Tuesday, August 19, 2008

cocaine! toothache drops!


anladım ki, hiç bir şey beni üzemezmiş, hiç bir şey hayatımda bir sorun haline gelemezmiş, hiç bir şey beni amacımdan yıldıramazmış ,
çünkü diş ağrısı diye bir şey varmış, o her şeyi yenermiş!

Sunday, August 17, 2008

my manic

ben bugün ona ondan nefret ettiğimi söyledim ama yok öyle bir şey. dikkatini çekmek için yaptım bunu. itiraf ediyorum.

Saturday, August 16, 2008

I don't believe him

He greets me with kisses when good days deceive him and sometimes I believe him. And sometimes I'm convinced, my friends think I am crazy. Sometimes I get scared and call him but he's usually hazy.
By one in the morning day is not ended, by two he is scared and sleep is no friend, and by four he will drink but he cannot feel it, sleep will not come because sleep does not will it! And I dont believe him. Morning is mocking me.
Oh the gods that he believes never fail to amaze me. He believes in the love of his god of all things, but I find him wrapped up in all manner of sins. The drugs that deceive him and the girls that believe him.
I can't control you I dont know you well, these are the reasons I think that you're ill.
And since last that we parted and last that I saw him, down by a river silent and hardened, morning was mocking us. Blood hit the sky.
I was just happy, my manic and I. But he couldn't see me the sun was in his eyes
And birds were singing to calm me down

And I'm sorry young man, I cannot be your friend. I don't believe in a fairytale end.

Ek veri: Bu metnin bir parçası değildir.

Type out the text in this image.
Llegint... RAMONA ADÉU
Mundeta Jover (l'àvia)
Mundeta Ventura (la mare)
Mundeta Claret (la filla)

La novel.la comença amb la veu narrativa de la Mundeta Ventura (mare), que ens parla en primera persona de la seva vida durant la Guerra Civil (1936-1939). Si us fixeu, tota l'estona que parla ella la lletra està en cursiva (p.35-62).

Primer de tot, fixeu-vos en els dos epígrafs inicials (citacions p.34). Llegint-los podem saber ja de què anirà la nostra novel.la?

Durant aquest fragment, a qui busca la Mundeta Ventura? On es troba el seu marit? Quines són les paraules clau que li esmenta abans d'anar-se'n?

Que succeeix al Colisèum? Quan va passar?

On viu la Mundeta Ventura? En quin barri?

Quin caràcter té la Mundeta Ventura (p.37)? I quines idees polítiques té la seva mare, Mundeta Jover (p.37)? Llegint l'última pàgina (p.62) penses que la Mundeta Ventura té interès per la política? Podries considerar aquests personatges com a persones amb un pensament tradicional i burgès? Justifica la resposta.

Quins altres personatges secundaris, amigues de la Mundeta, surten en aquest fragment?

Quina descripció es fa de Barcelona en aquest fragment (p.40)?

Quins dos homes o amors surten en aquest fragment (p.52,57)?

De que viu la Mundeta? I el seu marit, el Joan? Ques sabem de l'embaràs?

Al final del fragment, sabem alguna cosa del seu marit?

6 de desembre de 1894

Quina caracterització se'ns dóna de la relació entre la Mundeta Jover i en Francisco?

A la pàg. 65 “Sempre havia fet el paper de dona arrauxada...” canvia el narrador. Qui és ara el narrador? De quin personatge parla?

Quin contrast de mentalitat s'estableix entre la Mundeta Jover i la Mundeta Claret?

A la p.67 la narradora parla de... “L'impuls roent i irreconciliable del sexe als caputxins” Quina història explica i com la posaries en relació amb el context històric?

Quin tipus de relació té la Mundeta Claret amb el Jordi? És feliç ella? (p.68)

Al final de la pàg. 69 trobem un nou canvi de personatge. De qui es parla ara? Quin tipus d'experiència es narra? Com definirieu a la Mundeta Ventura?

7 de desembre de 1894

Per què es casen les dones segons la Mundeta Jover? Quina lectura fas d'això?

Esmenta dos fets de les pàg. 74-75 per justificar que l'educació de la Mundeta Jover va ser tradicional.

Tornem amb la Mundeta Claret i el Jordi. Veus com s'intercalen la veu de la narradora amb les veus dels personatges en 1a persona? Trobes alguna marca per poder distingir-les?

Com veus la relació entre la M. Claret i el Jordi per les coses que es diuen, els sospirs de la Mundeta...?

I dont keep my head up all of the time. I find it dull when my heart meets my mind

And the gods that he believes never fail to disappoint me. My happy man, my manic and I have no plans to move on.
The birds are singing to calm me down.


(Laura Marling - My Manic and I' ın değiştirilmişi)

Saturday, July 19, 2008

cut your hair

bunalıma girip saç kestirip saç kesimi kötü olduğu için yeniden bunalıma girmek gariptir.

Tuesday, July 08, 2008

tun

o bana inanmamamıştı ama ben ona aşıktım.

gözümü karartıp atladığım dönemlerdi çünkü o, limitsiz hissediyordum.

3 yıldır devamlı mektupları açıp okumak, fotoğrafı olmadığı için ona benzeyen bir herifin fotoğraflarına bakıp onun suratını çıkarmaya çalışmak, msn'de var mı yok mu diye kontrol etmek, onun kapısına gidip ona evlenme teklifi edip onunla beraber ortadan kaybolma hayalleri kurmak eğer birini unutamadığım anlamına geliyorsa ciddi cidd, ben onu unutamamışım, o benim unutamadığım tek sevgilim.

çünkü çok anlamsız bir şekilde bitti.

üstelik her şey o kadar güzelken.

uzakken, ama yine de mesafeyi sallamıyorken.